We just took our 2006 Toyota Highlander in for its 70,000 mile maintenance at the dealership. The maintenance manager said that the mechanic observed some seepage from the seals of the steering rack and suggested replacing it for about $1,300 for part and labor. We have not noted any steering problems; e.g., drifting to one side or the other. We have not heard any chirping from the powersteering unit etc. The car has been driving like a charm since we’ve got it. I asked the maintenance manager if this was a safety issue and he said, “No.” I can see from a quick Google search that there have been some failures in the steering rack for this make and model but that there was no recall issued. Do we have a real problem; or does the maintenance manager need to make a boat payment?

The only problem with seepage at the rack is that it may start leaking faster. You could run out of fluid which would disable power assist as well as allow the pump to run dry. You will still be able to steer but it will require a lot more effort especially when moving slow and parking.

So keep an eye on the fluid level in the reservoir and parking spot for dripping. If the leakage gets a lot worse, replace the rack. You can go a long time and save a lot of money by just topping up the reservoir.

Hope this helps.

They make P.S. fluid with stop leak that will swell the seals a little and perhaps stop this “seepage”…It’s worth a try…

I’ll bet you half or more of the 7 yr old steering racks on the road are seeping. I wouldn’t touch it - these guys are fishing for work.

Check it once a week or so. If you’re not having to add any fluid then you have no problem. If you have to add once in a while, start adding this:

Its kept the steering rack on my van on the road for about 60K miles. I went from having to add every couple of days to a couple of ounces every few months at this point. In your case, I’ll bet you’re not even losing a measurable amount.

Thanks a lot for your collective help and for confirming my suspicions!

Part of any major scheduled maintenance service includes checking the vehicle for leaks, worn chassis and brake parts, and so on. Pointing out a problem (even a minor one) does not denote anything crooked going on.

The alternative to that would be the mechanic not inspecting the steering or brushing a minor leak off while saying nothing and then being accused of not doing his job if a problem develops shortly afterwards.

The steering can certainly leak and not exhibit any symptoms at all other than visually and not all automotive problems to be repaired at customer expense means a Recall should be issued.

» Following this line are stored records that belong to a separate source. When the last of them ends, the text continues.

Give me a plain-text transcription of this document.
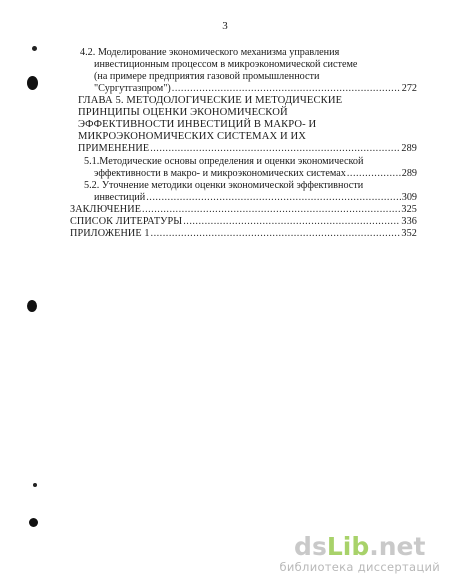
3
4.2. Моделирование экономического механизма управления
инвестиционным процессом в микроэкономической системе
(на примере предприятия газовой промышленности
"Сургутгазпром") .....	272
ГЛАВА 5. МЕТОДОЛОГИЧЕСКИЕ И МЕТОДИЧЕСКИЕ
ПРИНЦИПЫ ОЦЕНКИ ЭКОНОМИЧЕСКОЙ
ЭФФЕКТИВНОСТИ ИНВЕСТИЦИЙ В МАКРО- И
МИКРОЭКОНОМИЧЕСКИХ СИСТЕМАХ И ИХ
ПРИМЕНЕНИЕ .....	289
5.1.Методические основы определения и оценки экономической
эффективности в макро- и микроэкономических системах .....	289
5.2. Уточнение методики оценки экономической эффективности
инвестиций .....	309
ЗАКЛЮЧЕНИЕ .....	325
СПИСОК ЛИТЕРАТУРЫ .....	336
ПРИЛОЖЕНИЕ 1 .....	352
dsLib.net
библиотека диссертаций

Monitor your power steering fluid level in the reservoire. When you get to the point where you need to keep topping it off, then you can decide. If you’re not losing fluid, than the shop is seeing some other fluid weeping and migrating down onto the rack…so monitor ALL your fluids for awhile, as you should be anyway.

It isn’t unusual to find some amount of weepage at the rack boots as a car ages. It also isn’t unusual for a small amount of weepage to last for years without rack failure. Know too that if a seal should blow out, you’ll not suddenly lose your steering. It’ll just take more effort.

If you do find you’re losing fluid and decide to get this done, shop around. The cost can be reduced substantially by using a rebuilt rack.